Mme L, 96 ans, qui nous racontait qu’elle disait à sa fille gripette, autrefois : « Attend que ton père revienne », puis quand le père revenait, il faisait semblant de taper sa fillette en lui disant de crier pour que ça « aille l’air vrai ».

Nous, vos humbles confidents et complices, rêvons de revenir vers vous, vous embrasser à nouveau et entendre vos histoires touchantes, drôles ou sans queue ni tête. Peu importe.

Nous, on dévore vos récits d’autrefois. On vous aime tant !

Cynthia, oui, toi, on te nomme parce que tu es spéciale. La p’tite jeune de la place. On pense tellement à toi.

Lorsque nous avons rencontré M. C., il nous avait fait un immense câlin. Ce n’était pas son genre. Discret. Humble. Il avait dit « attendez, je vais vous reconduire ». Il avait pris son énergie pour nous reconduire dans le couloir avec sa chaise roulante, pour nous voir partir. Il nous envoyait des baisers à la volée.

Chère préposée, vous l’aviez vu. Vous lui aviez dit : « Vous les aimez ces clowns-là, hein ? » Il avait acquiescé sans détourner le regard de nos yeux pour ne pas perdre une seconde de notre visite.

En tournant le coin du mur, nous avions arrêté de travailler une seconde. Secoués. Sans comprendre, nous savions que vous veniez de nous faire vos adieux. Ce virus était encore abstrait pour nous tous. Pourtant, vous, vous le saviez que notre lien finissait à ce moment.

Nous étions bouleversés.

Vous êtes décédé lundi sans tambour ni trompette. Sans vos proches.

Vous êtes allé retrouver votre belle femme dont vous nous parliez si souvent.

Nous, nous sommes seuls, chacun chez nous, à vous pleurer.

Vous tous.

Disparus.

À vous, cher personnel. Ces nombreuses femmes et hommes, tous dévoués à prendre soin de nos grands-parents adoptifs.

Savoir que vous êtes malades et sans doute épuisés nous crève le cœur.

Vous n’êtes pas des anges, mais plutôt des travaillants de cœur et de jus de bras.

Vous êtes des mères, des pères. Des filles, des fils de ces personnes âgées.

Vous en prenez soin depuis si longtemps déjà, dans l’ombre.

Vous êtes si souvent bafoués par les généralités.

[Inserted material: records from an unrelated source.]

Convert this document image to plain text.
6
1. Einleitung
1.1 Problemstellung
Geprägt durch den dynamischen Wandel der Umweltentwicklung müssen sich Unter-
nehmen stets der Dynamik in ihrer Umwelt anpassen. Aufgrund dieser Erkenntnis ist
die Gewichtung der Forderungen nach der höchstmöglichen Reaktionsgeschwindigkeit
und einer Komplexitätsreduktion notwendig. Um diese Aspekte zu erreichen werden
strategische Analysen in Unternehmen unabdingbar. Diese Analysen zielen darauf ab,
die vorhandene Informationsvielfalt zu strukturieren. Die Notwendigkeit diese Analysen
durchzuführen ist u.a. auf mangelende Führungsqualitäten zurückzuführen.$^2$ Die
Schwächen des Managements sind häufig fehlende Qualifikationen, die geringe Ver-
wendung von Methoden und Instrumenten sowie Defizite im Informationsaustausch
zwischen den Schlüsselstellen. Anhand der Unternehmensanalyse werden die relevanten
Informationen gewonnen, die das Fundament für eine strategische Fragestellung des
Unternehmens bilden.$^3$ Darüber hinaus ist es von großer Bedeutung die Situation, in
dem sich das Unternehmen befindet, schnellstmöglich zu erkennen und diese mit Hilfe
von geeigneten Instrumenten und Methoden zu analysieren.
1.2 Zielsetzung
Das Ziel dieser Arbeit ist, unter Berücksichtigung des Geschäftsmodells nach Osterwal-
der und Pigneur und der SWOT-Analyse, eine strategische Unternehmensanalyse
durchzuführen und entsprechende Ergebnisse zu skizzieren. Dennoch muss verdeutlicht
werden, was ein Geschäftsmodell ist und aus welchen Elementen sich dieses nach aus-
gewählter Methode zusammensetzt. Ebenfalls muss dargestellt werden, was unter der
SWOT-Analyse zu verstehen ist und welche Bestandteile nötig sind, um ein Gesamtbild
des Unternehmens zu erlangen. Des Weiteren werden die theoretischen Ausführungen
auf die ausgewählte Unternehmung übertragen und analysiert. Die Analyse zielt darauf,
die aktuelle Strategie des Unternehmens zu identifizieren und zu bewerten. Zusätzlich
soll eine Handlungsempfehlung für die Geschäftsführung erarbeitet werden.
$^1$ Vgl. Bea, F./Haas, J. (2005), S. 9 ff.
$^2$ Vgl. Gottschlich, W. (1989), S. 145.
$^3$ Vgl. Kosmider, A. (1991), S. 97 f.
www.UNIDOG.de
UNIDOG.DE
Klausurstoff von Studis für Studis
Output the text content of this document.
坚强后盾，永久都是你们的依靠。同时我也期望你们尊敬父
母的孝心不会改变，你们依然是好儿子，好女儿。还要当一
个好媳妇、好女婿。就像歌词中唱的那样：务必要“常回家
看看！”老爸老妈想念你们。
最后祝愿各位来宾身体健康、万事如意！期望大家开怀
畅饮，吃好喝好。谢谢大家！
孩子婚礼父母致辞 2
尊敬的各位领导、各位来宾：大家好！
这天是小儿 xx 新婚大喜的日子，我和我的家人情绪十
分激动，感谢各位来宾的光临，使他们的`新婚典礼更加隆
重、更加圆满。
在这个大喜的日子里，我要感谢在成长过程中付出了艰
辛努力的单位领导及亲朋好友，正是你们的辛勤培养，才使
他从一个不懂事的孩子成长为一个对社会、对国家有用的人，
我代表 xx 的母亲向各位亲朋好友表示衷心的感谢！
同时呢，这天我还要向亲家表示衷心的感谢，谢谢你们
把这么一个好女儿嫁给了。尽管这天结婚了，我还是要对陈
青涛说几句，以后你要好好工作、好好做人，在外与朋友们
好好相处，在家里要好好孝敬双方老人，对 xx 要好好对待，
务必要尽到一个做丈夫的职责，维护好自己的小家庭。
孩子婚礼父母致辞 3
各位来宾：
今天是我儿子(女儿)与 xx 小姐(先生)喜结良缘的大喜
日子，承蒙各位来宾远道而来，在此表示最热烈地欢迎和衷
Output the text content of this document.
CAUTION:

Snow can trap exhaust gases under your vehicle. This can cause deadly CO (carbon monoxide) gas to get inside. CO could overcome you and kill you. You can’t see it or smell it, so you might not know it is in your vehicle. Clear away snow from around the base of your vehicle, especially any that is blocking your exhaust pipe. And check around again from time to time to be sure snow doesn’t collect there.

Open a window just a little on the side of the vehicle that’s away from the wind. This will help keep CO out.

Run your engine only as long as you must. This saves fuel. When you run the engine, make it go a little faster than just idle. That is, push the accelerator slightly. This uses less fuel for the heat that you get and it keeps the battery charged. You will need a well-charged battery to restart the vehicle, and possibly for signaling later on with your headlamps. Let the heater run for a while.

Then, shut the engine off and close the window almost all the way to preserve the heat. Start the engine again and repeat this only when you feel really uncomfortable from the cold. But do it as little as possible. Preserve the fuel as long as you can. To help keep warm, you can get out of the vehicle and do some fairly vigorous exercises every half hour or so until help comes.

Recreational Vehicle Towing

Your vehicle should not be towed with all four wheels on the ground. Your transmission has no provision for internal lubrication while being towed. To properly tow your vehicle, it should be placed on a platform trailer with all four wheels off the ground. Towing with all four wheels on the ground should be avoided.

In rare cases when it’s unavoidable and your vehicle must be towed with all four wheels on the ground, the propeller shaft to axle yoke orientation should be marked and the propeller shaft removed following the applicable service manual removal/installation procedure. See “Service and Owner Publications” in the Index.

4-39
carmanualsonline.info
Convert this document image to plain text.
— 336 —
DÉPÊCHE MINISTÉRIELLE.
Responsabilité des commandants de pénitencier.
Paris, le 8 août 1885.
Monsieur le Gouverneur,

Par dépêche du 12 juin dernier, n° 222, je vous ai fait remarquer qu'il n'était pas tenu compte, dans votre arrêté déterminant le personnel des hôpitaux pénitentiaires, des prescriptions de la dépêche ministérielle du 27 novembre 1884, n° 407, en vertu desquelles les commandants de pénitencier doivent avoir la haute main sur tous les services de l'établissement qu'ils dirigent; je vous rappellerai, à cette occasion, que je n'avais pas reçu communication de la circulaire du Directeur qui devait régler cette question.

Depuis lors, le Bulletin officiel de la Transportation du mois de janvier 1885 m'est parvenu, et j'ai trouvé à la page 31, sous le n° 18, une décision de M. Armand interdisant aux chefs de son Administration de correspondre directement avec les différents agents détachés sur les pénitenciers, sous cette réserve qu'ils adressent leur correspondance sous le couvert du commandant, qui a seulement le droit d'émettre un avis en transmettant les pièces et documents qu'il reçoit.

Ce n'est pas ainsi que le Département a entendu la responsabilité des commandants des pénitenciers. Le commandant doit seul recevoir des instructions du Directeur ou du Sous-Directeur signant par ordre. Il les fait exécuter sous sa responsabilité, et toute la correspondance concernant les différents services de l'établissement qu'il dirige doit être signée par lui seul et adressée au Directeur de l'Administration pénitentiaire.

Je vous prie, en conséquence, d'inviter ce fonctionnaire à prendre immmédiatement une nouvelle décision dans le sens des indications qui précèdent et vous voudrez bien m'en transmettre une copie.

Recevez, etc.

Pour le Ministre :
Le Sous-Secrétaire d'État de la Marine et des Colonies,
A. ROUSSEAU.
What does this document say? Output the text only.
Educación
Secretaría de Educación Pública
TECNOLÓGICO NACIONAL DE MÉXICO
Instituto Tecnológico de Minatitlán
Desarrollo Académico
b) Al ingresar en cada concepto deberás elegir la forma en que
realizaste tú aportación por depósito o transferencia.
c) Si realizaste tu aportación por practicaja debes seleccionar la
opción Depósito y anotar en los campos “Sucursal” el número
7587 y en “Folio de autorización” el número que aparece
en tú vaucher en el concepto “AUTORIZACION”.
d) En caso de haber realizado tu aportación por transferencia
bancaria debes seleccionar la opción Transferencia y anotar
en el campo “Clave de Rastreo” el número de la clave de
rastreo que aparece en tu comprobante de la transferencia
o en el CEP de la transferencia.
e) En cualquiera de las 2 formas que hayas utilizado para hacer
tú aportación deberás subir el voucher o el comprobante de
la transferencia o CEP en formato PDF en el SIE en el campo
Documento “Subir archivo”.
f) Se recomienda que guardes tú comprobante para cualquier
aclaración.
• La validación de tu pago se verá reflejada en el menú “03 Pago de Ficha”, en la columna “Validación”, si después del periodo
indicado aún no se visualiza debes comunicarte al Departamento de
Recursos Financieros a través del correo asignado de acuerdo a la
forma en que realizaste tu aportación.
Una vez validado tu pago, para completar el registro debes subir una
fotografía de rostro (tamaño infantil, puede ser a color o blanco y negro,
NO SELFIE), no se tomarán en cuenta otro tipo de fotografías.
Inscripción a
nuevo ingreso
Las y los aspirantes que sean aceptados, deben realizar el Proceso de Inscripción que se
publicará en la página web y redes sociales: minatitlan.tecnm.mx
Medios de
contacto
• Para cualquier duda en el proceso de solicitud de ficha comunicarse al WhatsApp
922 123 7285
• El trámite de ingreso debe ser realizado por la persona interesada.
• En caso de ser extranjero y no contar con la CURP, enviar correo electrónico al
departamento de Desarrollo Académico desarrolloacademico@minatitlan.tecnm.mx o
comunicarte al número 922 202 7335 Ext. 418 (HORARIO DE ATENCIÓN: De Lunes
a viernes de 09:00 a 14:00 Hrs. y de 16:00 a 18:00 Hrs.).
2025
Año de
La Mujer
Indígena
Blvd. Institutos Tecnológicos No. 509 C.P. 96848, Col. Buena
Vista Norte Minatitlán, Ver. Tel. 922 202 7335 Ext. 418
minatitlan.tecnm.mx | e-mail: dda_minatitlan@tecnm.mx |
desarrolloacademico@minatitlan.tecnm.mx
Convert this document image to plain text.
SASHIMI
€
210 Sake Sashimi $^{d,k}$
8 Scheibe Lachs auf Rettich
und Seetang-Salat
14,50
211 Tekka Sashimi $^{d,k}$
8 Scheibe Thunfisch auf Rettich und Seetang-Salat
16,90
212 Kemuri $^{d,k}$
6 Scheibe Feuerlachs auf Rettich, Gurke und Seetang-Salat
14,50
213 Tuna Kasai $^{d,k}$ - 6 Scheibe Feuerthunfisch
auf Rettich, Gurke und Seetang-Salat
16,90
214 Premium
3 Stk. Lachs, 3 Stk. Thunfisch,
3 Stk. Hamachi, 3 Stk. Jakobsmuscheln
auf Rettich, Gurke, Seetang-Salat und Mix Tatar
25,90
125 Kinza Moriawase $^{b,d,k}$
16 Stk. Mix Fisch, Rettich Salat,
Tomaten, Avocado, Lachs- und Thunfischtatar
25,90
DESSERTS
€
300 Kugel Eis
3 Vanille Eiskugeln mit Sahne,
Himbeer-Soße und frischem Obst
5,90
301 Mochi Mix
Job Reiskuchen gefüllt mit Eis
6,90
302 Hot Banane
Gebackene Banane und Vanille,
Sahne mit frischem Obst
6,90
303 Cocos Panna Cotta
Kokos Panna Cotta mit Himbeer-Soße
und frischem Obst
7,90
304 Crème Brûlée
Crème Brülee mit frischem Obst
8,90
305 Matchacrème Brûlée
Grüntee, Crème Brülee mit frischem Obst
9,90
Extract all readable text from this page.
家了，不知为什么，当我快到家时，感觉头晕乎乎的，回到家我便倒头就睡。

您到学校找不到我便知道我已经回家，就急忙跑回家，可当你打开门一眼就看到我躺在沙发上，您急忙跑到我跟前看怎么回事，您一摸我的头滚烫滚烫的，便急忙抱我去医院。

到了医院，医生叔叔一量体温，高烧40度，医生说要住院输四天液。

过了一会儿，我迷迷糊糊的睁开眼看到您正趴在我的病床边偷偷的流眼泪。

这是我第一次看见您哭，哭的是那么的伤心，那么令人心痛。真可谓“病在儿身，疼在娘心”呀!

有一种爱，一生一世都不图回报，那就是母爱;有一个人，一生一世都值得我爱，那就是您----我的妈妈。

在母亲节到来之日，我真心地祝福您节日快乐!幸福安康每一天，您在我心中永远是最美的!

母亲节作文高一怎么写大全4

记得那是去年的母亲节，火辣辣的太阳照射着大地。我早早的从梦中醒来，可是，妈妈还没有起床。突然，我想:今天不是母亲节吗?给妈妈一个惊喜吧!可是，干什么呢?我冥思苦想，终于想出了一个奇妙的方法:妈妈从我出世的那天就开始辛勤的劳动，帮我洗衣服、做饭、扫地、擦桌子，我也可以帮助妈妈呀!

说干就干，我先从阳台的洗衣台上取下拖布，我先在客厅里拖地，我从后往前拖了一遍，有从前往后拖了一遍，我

Vous, pourtant si attentionnés.

Nous sommes témoins de votre dévouement depuis si longtemps.

Nous, on sait l’amour que vous y mettez.

Nous pensons à vous, mères-veilleuses éducatrices spécialisées et vous, gens de l’entretien, qui connaissez les résidents. Souvent, on vous demande des renseignements sur eux pour être plus pertinents dans nos rencontres. Vous les connaissez. Ils vous ont adoptés vous aussi.

Leur cœur est immense et semble infini d’amour.

Préposés, infirmier (e) s, cuisinier (e) s et personnel de tous acabits de La Colline, sachez que tout le Saguenay-Lac-Saint-Jean pense à vous.

Nous en particulier. De tout notre cœur gonflé de tristesse, impuissants.

Nous espérons que vous guérirez très vite de ce virus, mais surtout du traumatisme des deuils insupportables que vous vivez, en silence.

Nous savons que vous les aimez vos personnes âgées et que rien de ce que l’on voit à La Colline normalement ne reflète les horreurs dont on entend parler ailleurs au Québec.

Il nous tarde de vous revoir. De faire partie de l’équipe à nouveau. À notre façon. Humblement. Avec notre cœur pour prendre soin de l’âme de ces personnes âgées et peut-être vous faire sourire au passage.

Nous voulons simplement dire à chacun de vous au CHSLD de La Colline que nous vous aimons et que nous pensons à vous très fort.